Answer
Hence, It has been proved that $f$ has a local or absolute minimum value at each critical point and has an infinite number of critical points at $(x, \dfrac{1}{2} x)$.
Work Step by Step
Second derivative test: Some noteworthy points to calculate the local minimum, local maximum and saddle point of $f$.
1. If $D(p,q)=f_{xx}(p,q)f_{yy}(p,q)-[f_{xy}(p,q)]^2 \gt 0$ and $f_{xx}(p,q)\gt 0$ , then $f(p,q)$ is a local minimum.

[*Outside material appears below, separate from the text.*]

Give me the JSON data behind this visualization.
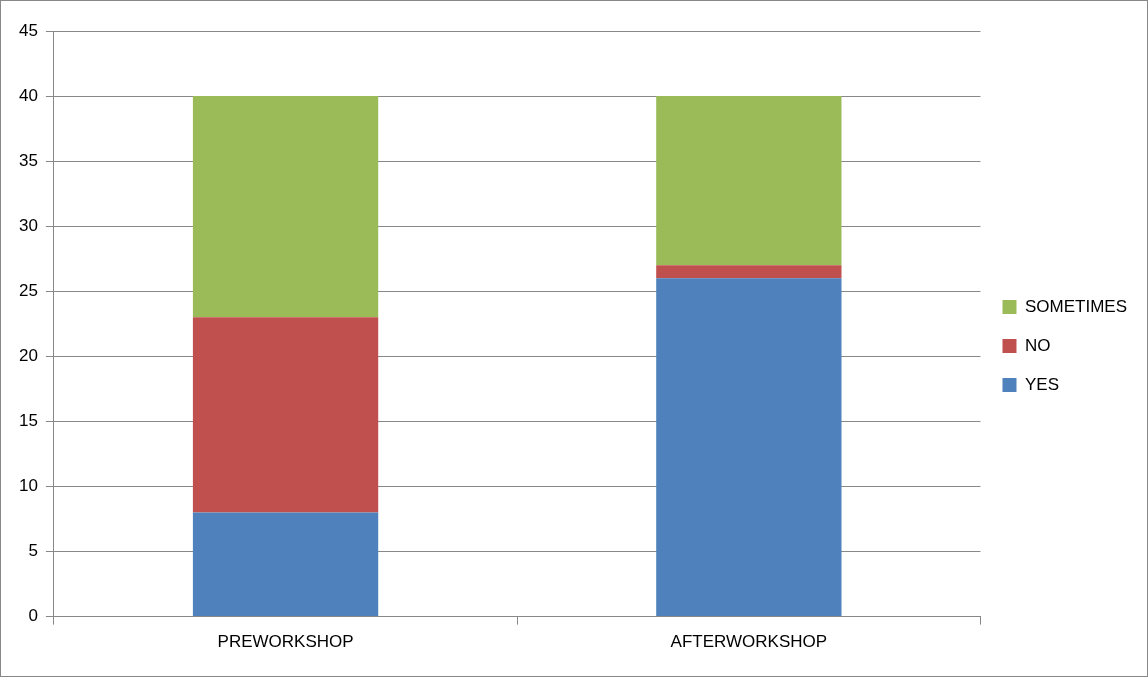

2.If $D(p,q)=f_{xx}(p,q)f_{yy}(p,q)-[f_{xy}(p,q)]^2 \gt 0$ and $f_{xx}(p,q)\lt 0$ , then $f(p,q)$ is a local maximum.
3. If $D(p,q)=f_{xx}(p,q)f_{yy}(p,q)-[f_{xy}(p,q)]^2 \lt 0$ , then $f(p,q)$ is not a local minimum and local maximum or, a saddle point.
We are given that $f(x,y)=x^2+4y^2+-4xy+2$
it yields, $f_x=2x-4y, f_{xx}=2$
and $f_y=8y-4x, f_{xx}=8$ , $f_{xy}=-4$
After equating all first and second partial derivative to $0$, we find that $x=y$ and $y=x$. This means that we get an infinite number of critical points.
For $(x,y)=(x, \dfrac{1}{2} x)$
$D(x, \dfrac{1}{2} x)=2 \gt 0$ and $f_{xx} \gt 0$; If $D(p,q)=f_{xx}(p,q)f_{yy}(p,q)-[f_{xy}(p,q)]^2 \gt 0$ and $f_{xx}(p,q)\gt 0$ , then $f(p,q)$ is a local minimum.
Hence, It has been proved that $f$ has a local or absolute minimum value at each critical point and has an infinite number of critical points at $(x, \dfrac{1}{2} x)$.